Apesar da queda na quantidade, o preço médio da tonelada exportada subiu 9,3% no período, chegando a US$ 6.137,60. Com isso, a receita também recuou, com média diária de US$ 62,27 milhões, 22,5% abaixo do registrado no mesmo período de setembro de 2025.
O desempenho coloca o mercado externo como um dos principais pontos de atenção para a pecuária brasileira neste início de mês. A menor quantidade embarcada ocorre justamente em um momento de acompanhamento das relações comerciais com a China, principal destino da carne bovina brasileira.
Há especulações sobre uma possível retomada das compras chinesas por rotas marítimas mais longas, mas os custos adicionais de logística podem dificultar esse movimento. A definição do comportamento chinês pode influenciar diretamente os preços e o ritmo de comercialização do gado no Brasil.

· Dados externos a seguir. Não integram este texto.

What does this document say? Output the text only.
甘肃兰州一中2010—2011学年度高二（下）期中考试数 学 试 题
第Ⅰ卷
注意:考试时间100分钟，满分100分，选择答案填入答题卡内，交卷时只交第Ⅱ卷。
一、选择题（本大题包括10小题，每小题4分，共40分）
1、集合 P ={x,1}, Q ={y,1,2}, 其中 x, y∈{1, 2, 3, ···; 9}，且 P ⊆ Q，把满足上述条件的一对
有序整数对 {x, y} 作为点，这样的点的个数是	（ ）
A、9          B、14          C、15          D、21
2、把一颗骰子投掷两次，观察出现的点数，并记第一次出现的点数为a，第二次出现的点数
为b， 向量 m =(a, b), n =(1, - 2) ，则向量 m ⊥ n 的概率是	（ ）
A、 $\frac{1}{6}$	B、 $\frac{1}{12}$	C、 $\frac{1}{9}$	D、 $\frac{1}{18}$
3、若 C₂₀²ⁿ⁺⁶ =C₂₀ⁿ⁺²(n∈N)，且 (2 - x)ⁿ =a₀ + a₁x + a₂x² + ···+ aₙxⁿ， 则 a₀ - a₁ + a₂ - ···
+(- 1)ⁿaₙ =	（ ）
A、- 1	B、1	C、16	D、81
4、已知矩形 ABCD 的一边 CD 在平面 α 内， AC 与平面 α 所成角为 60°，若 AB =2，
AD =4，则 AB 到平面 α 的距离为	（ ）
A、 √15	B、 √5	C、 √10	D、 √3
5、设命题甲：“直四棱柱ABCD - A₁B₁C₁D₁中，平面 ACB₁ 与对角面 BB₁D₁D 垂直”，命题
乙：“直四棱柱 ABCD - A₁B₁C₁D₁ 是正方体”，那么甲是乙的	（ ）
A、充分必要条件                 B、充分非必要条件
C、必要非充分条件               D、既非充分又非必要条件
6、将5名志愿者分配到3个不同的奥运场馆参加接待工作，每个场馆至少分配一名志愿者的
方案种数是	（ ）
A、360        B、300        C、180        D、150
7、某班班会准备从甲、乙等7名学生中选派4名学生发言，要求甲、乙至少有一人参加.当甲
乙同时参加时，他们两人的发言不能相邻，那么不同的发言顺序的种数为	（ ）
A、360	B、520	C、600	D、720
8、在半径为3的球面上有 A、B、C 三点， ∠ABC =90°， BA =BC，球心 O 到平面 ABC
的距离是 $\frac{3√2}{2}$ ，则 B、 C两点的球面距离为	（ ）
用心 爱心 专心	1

No mercado físico, porém, a arroba do boi gordo apresentou leve reação ao longo da semana e chegou a R$ 350 na sexta-feira (11). A melhora ocorreu mesmo com escalas de abate mais confortáveis em grandes frigoríficos.
O mercado futuro também permanece firme, mostrando uma diferença em relação ao comportamento observado no mercado físico. Os contratos com vencimento em setembro, outubro, novembro e dezembro seguem entre os principais pontos de atenção dos operadores.
No Acre, os preços dos animais de reposição continuam refletindo o cenário da pecuária nacional. Segundo levantamento da Scot Consultoria de 11 de setembro, o boi magro Nelore está cotado em R$ 3.750 por cabeça, enquanto o garrote chega a R$ 3.150 e o bezerro a R$ 3.121,15.
Entre os animais mestiços, o boi magro aparece em R$ 3.187,50, o garrote em R$ 2.670 e o bezerro em R$ 2.625.
Nas fêmeas Nelore, a vaca boiadeira está em R$ 2.940, a novilha em R$ 2.650 e a bezerra em R$ 2.231,25. Já entre as mestiças, os valores são de R$ 2.499 para a vaca boiadeira, R$ 2.252,50 para a novilha e R$ 1.896,56 para a bezerra.
A movimentação das exportações é importante para o produtor acreano porque o mercado externo ajuda a definir o espaço de valorização da carne e, consequentemente, influencia frigoríficos, arroba do boi gordo e preços dos animais de reposição.
Enquanto as exportações seguem em ritmo menor, o mercado interno também enfrenta desafios. No atacado, os preços apresentam movimentos diferentes entre os cortes. O traseiro subiu para R$ 26,50 por quilo, enquanto o dianteiro recuou para R$ 19.
A expectativa para setembro é de um mercado mais pressionado, especialmente pela ausência de feriados e eventos que normalmente ajudam a estimular o consumo de carne bovina. Com menor ritmo das exportações e demanda doméstica ainda disputada por proteínas mais baratas, como frango e ovos, o setor acompanha de perto os próximos embarques.